Array Builders

class ArrayBuilder

Base class for all data array builders.

This class provides a facilities for incrementally building the null bitmap (see Append methods) and as a side effect the current number of slots and the null count.

Note
Users are expected to use builders as one of the concrete types below. For example, ArrayBuilder* pointing to BinaryBuilder should be downcast before use.

Subclassed by arrow::BinaryBuilder, arrow::BooleanBuilder, arrow::DenseUnionBuilder, arrow::DictionaryBuilder< T >, arrow::DictionaryBuilder< NullType >, arrow::FixedSizeBinaryBuilder, arrow::internal::AdaptiveIntBuilderBase, arrow::ListBuilder, arrow::NullBuilder, arrow::NumericBuilder< T >, arrow::StructBuilder, arrow::DictionaryBuilder< BinaryType >, arrow::DictionaryBuilder< StringType >

Public Functions

ArrayBuilder *child(int i)

For nested types.

Since the objects are owned by this class instance, we skip shared pointers and just return a raw pointer

virtual Status Resize(int64_t capacity)

Ensure that enough memory has been allocated to fit the indicated number of total elements in the builder, including any that have already been appended.

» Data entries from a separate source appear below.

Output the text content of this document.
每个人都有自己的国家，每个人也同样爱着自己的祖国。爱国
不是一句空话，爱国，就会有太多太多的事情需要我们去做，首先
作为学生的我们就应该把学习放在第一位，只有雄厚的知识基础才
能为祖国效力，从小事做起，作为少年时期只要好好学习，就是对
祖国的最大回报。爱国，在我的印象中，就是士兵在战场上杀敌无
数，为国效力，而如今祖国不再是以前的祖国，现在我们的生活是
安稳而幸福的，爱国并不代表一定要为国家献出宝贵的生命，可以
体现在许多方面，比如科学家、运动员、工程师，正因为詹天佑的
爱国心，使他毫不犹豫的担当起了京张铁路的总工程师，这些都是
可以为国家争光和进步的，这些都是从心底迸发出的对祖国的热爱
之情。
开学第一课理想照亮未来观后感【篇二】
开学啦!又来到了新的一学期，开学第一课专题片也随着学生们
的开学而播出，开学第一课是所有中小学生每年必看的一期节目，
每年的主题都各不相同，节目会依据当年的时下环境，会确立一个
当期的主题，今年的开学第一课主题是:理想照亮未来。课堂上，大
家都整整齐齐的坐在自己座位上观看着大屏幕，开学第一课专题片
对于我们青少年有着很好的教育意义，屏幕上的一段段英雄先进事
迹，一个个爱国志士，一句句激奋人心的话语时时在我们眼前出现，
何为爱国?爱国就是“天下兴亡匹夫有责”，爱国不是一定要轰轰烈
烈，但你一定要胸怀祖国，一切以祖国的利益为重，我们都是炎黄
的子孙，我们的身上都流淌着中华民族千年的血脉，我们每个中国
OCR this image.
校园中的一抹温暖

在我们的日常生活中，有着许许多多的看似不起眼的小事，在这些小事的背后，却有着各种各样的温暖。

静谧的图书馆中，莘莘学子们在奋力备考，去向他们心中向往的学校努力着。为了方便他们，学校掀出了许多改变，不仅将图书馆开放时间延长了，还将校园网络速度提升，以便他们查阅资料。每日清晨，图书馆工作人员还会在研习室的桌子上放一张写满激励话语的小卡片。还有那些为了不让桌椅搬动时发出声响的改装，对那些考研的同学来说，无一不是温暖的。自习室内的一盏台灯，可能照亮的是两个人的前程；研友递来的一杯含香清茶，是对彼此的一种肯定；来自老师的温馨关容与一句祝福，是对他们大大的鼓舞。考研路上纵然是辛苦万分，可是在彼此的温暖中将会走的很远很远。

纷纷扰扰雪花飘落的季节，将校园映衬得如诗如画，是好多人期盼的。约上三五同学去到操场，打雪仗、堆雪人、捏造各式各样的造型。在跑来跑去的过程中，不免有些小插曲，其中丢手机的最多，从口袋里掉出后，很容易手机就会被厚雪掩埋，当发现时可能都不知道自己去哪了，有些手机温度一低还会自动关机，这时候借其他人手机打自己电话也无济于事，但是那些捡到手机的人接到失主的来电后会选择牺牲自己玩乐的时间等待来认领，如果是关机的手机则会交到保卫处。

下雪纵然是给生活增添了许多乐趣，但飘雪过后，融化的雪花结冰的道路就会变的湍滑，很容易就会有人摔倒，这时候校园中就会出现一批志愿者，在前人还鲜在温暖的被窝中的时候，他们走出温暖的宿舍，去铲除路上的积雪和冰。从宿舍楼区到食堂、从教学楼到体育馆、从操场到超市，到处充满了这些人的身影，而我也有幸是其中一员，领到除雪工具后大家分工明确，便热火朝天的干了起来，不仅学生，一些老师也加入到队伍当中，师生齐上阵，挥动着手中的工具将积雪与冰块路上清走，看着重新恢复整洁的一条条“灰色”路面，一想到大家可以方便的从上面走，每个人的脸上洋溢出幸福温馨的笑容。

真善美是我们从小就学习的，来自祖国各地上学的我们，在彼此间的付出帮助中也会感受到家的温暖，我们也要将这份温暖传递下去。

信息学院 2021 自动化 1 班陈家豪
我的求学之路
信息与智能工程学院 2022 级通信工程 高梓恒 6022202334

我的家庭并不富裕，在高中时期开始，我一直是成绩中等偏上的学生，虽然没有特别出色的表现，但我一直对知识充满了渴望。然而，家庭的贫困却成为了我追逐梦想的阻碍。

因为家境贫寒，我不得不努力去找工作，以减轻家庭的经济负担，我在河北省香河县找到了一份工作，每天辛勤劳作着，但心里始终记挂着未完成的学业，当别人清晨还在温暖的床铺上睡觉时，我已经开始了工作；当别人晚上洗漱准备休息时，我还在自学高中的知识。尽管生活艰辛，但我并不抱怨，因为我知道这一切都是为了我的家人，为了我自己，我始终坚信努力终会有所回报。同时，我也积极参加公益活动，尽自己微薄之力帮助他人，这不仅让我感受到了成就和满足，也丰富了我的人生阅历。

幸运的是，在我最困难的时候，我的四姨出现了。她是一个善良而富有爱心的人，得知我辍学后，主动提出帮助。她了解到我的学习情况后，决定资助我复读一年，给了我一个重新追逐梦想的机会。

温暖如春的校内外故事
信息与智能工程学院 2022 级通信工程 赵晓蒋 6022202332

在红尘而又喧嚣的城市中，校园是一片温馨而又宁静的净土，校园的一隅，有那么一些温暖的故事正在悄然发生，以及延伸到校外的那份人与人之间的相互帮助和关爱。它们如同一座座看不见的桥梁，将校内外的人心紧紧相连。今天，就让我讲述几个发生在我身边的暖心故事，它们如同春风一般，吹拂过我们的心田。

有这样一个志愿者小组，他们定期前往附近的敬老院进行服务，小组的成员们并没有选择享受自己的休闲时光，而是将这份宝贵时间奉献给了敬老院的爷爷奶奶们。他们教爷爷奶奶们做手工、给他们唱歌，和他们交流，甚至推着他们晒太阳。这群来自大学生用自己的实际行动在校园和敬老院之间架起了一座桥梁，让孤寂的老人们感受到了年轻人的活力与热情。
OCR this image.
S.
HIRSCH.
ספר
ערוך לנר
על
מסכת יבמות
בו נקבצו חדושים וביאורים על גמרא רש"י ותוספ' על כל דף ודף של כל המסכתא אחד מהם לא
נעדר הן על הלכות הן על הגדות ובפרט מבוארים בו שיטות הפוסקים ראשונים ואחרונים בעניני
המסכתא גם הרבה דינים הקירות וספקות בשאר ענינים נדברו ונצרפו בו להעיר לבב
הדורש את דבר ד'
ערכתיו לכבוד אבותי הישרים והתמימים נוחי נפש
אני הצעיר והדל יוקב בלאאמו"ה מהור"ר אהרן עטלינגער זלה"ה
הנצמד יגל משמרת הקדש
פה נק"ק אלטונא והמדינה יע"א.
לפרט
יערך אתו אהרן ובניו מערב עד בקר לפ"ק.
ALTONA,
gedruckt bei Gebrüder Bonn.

Does not account for reallocations that may be due to variable size data, like binary values. To make space for incremental appends, use Reserve instead.

Return
Status
Parameters
  • capacity: the minimum number of total array values to accommodate. Must be greater than the current capacity.

Status Reserve(int64_t additional_capacity)

Ensure that there is enough space allocated to add the indicated number of elements without any further calls to Resize.

The memory allocated is rounded up to the next highest power of 2 similar to memory allocations in STL containers like std::vector

Return
Status
Parameters
  • additional_capacity: the number of additional array values

virtual void Reset()

Reset the builder.

Status Advance(int64_t elements)

For cases where raw data was memcpy’d into the internal buffers, allows us to advance the length of the builder.

It is your responsibility to use this function responsibly.

virtual Status FinishInternal(std::shared_ptr<ArrayData> *out) = 0

Return result of builder as an internal generic ArrayData object.

Resets builder except for dictionary builder

Return
Status
Parameters
  • out: the finalized ArrayData object

Status Finish(std::shared_ptr<Array> *out)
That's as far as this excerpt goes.